It's 9 am.
I've already showered, had my devotions, washed and dried (but not folded or put away) 3 loads of laundry, baked the days' bread, supervised chores and breakfast, cleaned off my desk. Now it's time to start our "real school day." The first thing we do is open the Word and pray.
Today we are postponed by a child who did a dishwasher loading job carelessly and broke a glass. So I spend nearly 30 minutes cleaning shards of glass from the bottom of the dishwasher and re-rinsing the dirty dishes to be sure there's no more glass. Why this work? We are supposed to be reading the Bible by now! Inside I'm seething, words of anger bubbling to the surface, and praying for God to hold my tongue. So many times the anger has spilled over, wounding the spirit of one of my precious children. I have been so frustrated with how they speak to one another, but where do they learn it? I am their best worst example as we live in these 4 walls together everyday.
Yesterday we brought Teshome forward for covenant baptism and we promised again to raise our children to know their place in God's family. As I long to be sitting now in our almost quiet circle, I can't help but reflect on God's purposes even in the little things. It was His purpose for that child to break a glass, His purpose for me to have to clean it up. His purpose! It is so clear that the lesson He had for ME just now was to show compassion, to serve, to be uplifting to a child who already felt badly about making a mess. Then why do I flail and fight, rather than submit to my Father so much of the time?

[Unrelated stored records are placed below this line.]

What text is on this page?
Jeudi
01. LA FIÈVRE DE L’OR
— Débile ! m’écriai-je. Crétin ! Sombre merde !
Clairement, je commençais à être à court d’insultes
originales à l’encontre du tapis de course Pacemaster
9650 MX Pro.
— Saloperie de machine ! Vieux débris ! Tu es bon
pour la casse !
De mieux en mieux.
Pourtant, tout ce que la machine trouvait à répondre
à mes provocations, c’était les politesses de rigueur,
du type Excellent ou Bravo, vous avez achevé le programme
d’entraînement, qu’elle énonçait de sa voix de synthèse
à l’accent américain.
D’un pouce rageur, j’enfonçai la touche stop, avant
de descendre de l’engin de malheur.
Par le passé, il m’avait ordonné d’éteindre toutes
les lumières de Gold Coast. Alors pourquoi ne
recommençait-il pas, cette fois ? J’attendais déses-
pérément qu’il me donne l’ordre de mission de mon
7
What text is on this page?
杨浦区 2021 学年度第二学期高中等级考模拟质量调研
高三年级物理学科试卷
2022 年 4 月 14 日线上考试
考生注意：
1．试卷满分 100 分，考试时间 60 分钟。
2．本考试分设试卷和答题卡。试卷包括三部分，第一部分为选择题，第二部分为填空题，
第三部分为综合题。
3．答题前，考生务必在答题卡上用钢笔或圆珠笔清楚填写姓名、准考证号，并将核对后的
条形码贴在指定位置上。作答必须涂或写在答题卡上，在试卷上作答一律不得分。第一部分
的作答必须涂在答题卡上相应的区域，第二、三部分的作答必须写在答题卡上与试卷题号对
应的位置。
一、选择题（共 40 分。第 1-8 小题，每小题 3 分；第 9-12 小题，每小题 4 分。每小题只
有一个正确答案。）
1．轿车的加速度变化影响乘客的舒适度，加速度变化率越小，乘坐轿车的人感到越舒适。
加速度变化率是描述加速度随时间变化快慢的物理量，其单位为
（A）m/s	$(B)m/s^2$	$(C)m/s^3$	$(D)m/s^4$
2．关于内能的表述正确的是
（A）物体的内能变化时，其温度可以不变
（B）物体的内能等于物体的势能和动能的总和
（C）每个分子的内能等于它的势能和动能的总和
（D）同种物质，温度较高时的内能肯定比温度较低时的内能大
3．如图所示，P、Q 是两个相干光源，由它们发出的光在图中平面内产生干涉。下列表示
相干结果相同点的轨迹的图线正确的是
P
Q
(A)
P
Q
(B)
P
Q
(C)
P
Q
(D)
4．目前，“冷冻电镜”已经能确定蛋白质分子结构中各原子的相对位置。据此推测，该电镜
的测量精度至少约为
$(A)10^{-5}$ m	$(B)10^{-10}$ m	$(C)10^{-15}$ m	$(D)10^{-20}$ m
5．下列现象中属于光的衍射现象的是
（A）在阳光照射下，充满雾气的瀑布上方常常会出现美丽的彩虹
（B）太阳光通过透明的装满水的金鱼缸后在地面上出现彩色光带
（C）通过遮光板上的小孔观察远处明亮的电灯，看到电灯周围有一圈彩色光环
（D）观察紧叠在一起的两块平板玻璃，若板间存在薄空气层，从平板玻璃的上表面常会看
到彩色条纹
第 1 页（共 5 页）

I don't know about you, but as a mother of many, I see my sin so clearly! It is so overwhelming at times to have these mirrors of my own imperfection all around me. Oh how I need His grace every MOMENT to fill me, equip me, enable me to serve with joy and show them truly who Christ is- not just by reading the Bible to them at 9 am, but by how I react to their shortcomings.
Lord, help me to show grace to my children as you have shown great grace to me!